Да, он тогда всё правильно рассчитал! Всё чуть не секунда в секунду! Когда к эшелону с водокачки подогнали паровоз, когда сцепили его с составом, даже когда раздался длинный, предупреждающий гудок («Внимание! Начинаю движение!») – он, Колька, даже не шелохнулся. Но вот когда это движение действительно началось, и вагоны начали набирать ход, вот тут-то он и сорвался с этого скрипучего стульчика, и «подорвал» что было силы за уходящим составом. Здесь уж, как говорится, не спи, пацан, шевели копытами! Да, проделал он всё тогда так шустро и так неожиданно, что выскочивший вслед за ним на перрон лопоухий милиционер только досадливо рукой махнул, а потом кулаком в воздухе долго тряс (Колька видел его уже с площадки, по которой метался покинутый и уже запаниковавший было Васька). Тряси-тряси, дядя! Меньше спать надо на боевом посту! А то не только меня, и действительного агента фашистского проспишь!
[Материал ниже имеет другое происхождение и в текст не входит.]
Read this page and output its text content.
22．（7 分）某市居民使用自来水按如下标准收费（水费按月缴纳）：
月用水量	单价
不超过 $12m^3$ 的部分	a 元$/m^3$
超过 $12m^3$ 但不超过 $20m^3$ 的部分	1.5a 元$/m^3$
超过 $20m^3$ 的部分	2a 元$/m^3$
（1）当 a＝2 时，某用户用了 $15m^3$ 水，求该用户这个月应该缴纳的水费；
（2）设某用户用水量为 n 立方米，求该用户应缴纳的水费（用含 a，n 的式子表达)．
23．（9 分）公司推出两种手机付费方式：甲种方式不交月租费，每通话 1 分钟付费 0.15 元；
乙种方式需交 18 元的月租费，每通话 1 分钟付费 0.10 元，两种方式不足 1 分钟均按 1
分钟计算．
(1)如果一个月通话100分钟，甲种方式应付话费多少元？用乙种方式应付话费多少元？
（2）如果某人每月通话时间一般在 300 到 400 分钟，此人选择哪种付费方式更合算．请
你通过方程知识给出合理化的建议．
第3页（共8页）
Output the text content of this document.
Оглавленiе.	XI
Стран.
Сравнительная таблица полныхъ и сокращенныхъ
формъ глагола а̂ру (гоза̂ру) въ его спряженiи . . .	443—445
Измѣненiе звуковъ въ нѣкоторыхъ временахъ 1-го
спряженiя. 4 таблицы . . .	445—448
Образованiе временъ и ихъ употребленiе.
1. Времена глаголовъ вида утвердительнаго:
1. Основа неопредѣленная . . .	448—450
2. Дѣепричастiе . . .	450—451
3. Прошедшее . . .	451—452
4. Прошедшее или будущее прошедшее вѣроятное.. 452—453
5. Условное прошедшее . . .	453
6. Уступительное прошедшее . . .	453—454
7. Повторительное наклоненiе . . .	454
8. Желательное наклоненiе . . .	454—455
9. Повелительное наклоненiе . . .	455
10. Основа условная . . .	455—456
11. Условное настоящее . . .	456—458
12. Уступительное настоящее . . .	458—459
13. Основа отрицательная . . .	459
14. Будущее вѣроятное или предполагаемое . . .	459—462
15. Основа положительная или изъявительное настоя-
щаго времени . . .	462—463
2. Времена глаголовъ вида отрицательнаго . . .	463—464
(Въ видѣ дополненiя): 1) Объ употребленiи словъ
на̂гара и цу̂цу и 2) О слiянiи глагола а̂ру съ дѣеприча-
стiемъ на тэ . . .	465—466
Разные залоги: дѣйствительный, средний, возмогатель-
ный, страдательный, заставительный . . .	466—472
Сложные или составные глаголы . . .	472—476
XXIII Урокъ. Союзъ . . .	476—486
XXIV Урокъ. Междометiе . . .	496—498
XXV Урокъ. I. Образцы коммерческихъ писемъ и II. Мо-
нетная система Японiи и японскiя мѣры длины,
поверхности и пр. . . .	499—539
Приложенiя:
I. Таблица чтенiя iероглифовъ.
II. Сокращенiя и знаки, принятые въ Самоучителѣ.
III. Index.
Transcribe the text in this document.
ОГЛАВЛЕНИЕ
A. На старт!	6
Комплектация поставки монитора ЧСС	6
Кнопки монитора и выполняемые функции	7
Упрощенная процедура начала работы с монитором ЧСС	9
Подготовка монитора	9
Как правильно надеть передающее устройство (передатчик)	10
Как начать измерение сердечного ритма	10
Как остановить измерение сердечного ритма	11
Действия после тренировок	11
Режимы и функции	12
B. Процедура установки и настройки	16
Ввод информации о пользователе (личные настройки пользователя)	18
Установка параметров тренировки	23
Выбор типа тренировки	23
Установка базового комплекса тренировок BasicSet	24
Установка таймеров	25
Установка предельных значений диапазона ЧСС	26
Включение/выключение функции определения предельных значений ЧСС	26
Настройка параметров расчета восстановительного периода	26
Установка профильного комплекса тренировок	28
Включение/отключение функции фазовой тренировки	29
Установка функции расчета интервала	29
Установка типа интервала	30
– Значит, всё-таки забирают? – то ли спросил, то ли подтвердил Васька.
– Ага, – кивнул Колька. – Забирают. А ты откуда знаешь?
– Варька сказала. Она к нам заходила, Прасоловым письмо от Пал Сергеича передать, и сказала. А Прасоловых нету. Серёга на фронте, Марь Игнатьевна в больнице… – и вздохнул. – Счастливый ты, Кольк…
Васька был младше его на полтора года, так что пока его возраст к призыву подойдет, война, скорее всего, кончится. И даже наверняка.
– Может, своих там, на фронте, встретишь, – продолжал страдать Васька. – А может, отца моего. А то он уже давно не пишет. Мать ещё… – и досадливо-сурово, как он сам считал, и подобает настоящему мужчине, сплюнул. – И чего плачет всё время? Прям этими своими слёзами всё мне настроение портит…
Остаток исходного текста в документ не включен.